Aristotelia dasypoda

Scientific classification
- Kingdom: Animalia
- Phylum: Arthropoda
- Clade: Pancrustacea
- Class: Insecta
- Order: Lepidoptera
- Family: Gelechiidae
- Genus: Aristotelia
- Species: A. dasypoda
- Binomial name: Aristotelia dasypoda Walsingham, 1910

= Aristotelia dasypoda =

- Authority: Walsingham, 1910

Species of moth

Aristotelia dasypoda is a moth of the family Gelechiidae. It was described by Thomas de Grey, 6th Baron Walsingham, in 1910. It is found in Mexico (Tabasco) and Jamaica.
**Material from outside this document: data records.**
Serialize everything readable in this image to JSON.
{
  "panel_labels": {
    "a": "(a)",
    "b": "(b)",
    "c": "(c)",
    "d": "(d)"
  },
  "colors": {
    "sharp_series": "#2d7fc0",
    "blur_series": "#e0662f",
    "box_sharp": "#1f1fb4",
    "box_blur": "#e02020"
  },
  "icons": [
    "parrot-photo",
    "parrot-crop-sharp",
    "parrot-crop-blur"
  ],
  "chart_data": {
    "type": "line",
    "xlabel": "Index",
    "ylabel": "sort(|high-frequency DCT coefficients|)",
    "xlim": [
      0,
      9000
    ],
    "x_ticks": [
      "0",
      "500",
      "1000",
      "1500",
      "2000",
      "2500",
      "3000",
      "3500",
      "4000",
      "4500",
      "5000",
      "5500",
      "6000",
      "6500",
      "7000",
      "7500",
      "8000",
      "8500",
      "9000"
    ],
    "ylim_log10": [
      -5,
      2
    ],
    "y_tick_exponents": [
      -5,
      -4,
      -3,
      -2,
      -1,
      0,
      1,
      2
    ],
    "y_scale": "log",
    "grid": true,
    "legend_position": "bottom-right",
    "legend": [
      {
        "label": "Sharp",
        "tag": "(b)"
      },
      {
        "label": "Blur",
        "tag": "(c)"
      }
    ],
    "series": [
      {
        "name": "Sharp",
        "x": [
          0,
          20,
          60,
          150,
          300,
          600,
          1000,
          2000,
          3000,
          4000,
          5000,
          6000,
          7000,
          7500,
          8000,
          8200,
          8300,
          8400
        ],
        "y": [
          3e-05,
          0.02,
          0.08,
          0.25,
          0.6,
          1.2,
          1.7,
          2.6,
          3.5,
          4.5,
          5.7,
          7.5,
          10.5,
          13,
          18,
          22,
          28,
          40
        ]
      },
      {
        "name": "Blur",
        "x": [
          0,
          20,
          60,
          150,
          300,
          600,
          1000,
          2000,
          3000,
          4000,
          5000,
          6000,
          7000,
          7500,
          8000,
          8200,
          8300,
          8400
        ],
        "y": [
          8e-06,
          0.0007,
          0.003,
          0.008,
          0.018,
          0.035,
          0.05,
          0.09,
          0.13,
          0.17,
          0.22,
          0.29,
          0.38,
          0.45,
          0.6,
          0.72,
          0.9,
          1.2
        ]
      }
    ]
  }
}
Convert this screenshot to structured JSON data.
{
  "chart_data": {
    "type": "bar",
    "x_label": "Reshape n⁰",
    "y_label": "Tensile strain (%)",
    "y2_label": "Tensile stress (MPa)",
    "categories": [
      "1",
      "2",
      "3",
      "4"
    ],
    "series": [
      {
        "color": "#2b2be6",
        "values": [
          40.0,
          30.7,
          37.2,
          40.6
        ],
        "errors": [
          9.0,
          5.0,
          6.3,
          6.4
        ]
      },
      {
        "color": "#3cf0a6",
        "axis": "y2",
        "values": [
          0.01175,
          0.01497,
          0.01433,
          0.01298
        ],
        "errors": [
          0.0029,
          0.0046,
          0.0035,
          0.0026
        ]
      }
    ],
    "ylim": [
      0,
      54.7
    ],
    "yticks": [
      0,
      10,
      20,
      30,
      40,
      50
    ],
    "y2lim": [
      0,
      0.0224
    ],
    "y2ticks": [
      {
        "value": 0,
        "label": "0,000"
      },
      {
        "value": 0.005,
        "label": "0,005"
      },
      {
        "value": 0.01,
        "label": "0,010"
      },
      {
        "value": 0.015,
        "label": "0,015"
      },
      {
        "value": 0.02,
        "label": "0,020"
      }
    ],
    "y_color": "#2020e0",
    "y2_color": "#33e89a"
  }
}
The wingspan is about 11 mm. The forewings are ferruginous, with some black scaling, and three outwardly oblique white streaks from the costa, all more or less mixed with shining steely scales. The first, at about one-fifth, is reduplicated, margined, on its inner side with black scales which become concentrated in a spot resting on the fold, and reaches with its lustrous steely apex nearly to the dorsum at one-third. The second, single, reaching to a blackish spot on the fold and produced again below it in shining steel-grey to the dorsum beyond the middle. The third, from a little beyond the middle of the costa, passes on the outer side of a black dot at the end of the cell, to which the steel-grey scaling of the second streak extends, where it meets the apex of a fourth, similar, but inverted oblique white streak, coming from the costal cilia. Beyond this again is some black scaling extending outward to the apex. A small detached steely streak above the flexus, and a few steely scales above the tornus complete the rather confused pattern. The hindwings are rather pale greyish fuscous.